Сержант повернулся и вышел.
— Ну пойдем и мы, лейтенант, на месте-то оно виднее, — майор встал, набросил на плечи шинель и направился к двери, — автомат возьми и гранат пару. Посмотрим, как говорят, на «приготовленный сюрприз».
— Слушаюсь, — лейтенант взял оружие и, слегка покачиваясь, пошел за комбатом.
Сразу же их окутала густая черно-синяя ночь. Только слева, метрах в пятидесяти, частыми белыми черточками еле-еле проступали во мраке стволы березок, а справа, за линией окопов, изредка вспыхивали малиновые зарницы и доносился шум вялой, будто бы нехотя затеянной, перестрелки. Дождь перестал, но воздух до предела был насыщен влагой. Прямо за порогом расползлась огромная лужа.
Узким ходом сообщения, затянутым сверху маскировочными сетями, скользя по чавкающей под ногами вязкой глине, офицеры прошли на командный пункт батальона, расположенный у самой опушки небольшой рощицы.
— Привет, капитан! Что, зашевелились там? — майор подошел к прильнувшему к стереотрубе командиру роты. — Обычно ночью в последнее время они активности не проявляли.
— Черт знает, извините. Все было тип-топ, тихо, только ракеты пускали для порядка, как водится. Потом стрельба началась. Получается, вроде между собой перегрызлись, друг друга колотят. Пули к нам не залетают. Создается такое впечатление, что до нас им вообще дела нет. Во, смотрите, смотрите! Видите, чуть правее разбитого танка словно клубок какой-то возится, куча мала. Врукопашную, что ли, сцепились? Темень еще проклятая, — когда надо, так ее нет.

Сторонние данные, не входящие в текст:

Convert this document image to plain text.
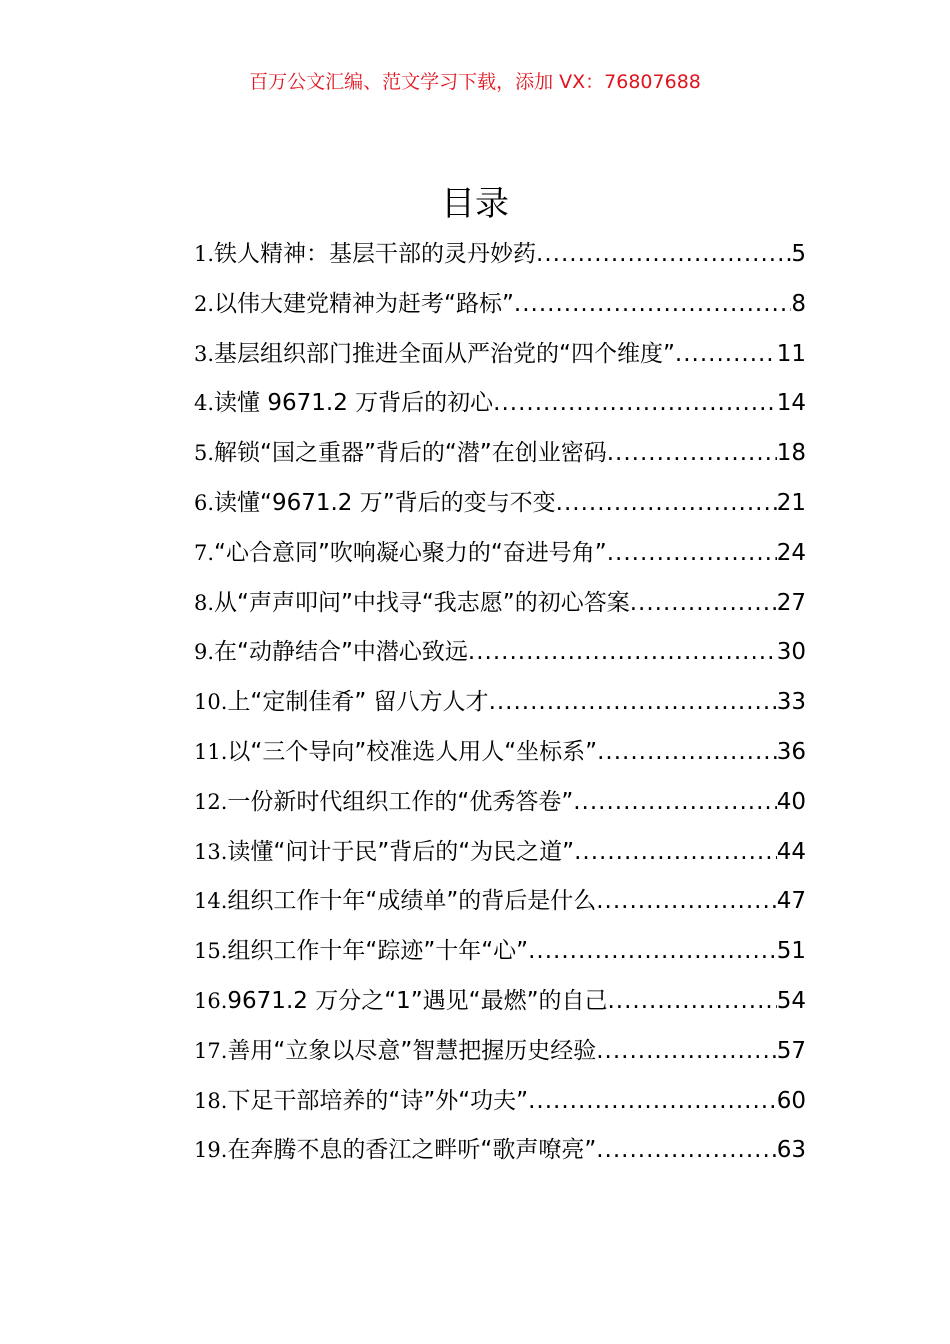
百万公文汇编、范文学习下载，添加 VX：76807688
目录
1. 铁人精神：基层干部的灵丹妙药 .....	5
2. 以伟大建党精神为赶考“路标” .....	8
3. 基层组织部门推进全面从严治党的“四个维度” .....	11
4. 读懂 9671.2 万背后的初心 .....	14
5. 解锁“国之重器”背后的“潜”在创业密码 .....	18
6. 读懂“9671.2 万”背后的变与不变 .....	21
7. “心合意同”吹响凝心聚力的“奋进号角” .....	24
8. 从“声声叩问”中找寻“我志愿”的初心答案 .....	27
9. 在“动静结合”中潜心致远 .....	30
10. 上“定制佳肴” 留八方人才 .....	33
11. 以“三个导向”校准选人用人“坐标系” .....	36
12. 一份新时代组织工作的“优秀答卷” .....	40
13. 读懂“问计于民”背后的“为民之道” .....	44
14. 组织工作十年“成绩单”的背后是什么 .....	47
15. 组织工作十年“踪迹”十年“心” .....	51
16. 9671.2 万分之“1”遇见“最燃”的自己 .....	54
17. 善用“立象以尽意”智慧把握历史经验 .....	57
18. 下足干部培养的“诗”外“功夫” .....	60
19. 在奔腾不息的香江之畔听“歌声嘹亮” .....	63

Со стороны немецких окопов взметнулся к небу огромный кроваво-красный сполох, и через секунду дрогнула под ногами земля, так что даже со стен траншеи покатились комья глины.
— Здорово. Это у них между первым и третьим эшелонами. Света тебе не хватало — сейчас, наверное, его будет много.
Пусть светят. Важно понять, что же они затеяли. Может, отвлекают внимание специально, чтобы разведку пропустить? — капитан поднял бинокль. — Да-а, темень, хоть глаз выколи, время самое подходящее по ничьей земле шастать.
— Не до разведки им сейчас, обложены со всех сторон, как медведь в берлоге. Одна мысль и осталась — морем смыться, шкуру свою дырявую унести да напакостить, нагадить напоследок побольше, — сказал отрывисто майор.
Внезапно стрельба усилилась. Подряд ухнуло несколько взрывов гранат, еще раз, словно горох по железной крыше, рассыпались очереди, небо прочертили разноцветные трассы, и на фоне разгорающегося в глубине обороны гитлеровцев пожара на ничейную землю выскочило несколько темных фигурок.
— Так и есть, разведка боем, не подвела меня интуиция, — капитан снял трубку телефона. — Восьмерка? Я — третий, приготовиться к контратаке. Как подойдут к первому ориентиру, открыть огонь из минометов. Артиллерии пока молчать!
Опять с немецкой стороны взвился целый букет белых ракет. Ровное поле перед нашей обороной осветилось мертвым голубоватым светом. Прямо на КП надвигалась какая-то темная масса.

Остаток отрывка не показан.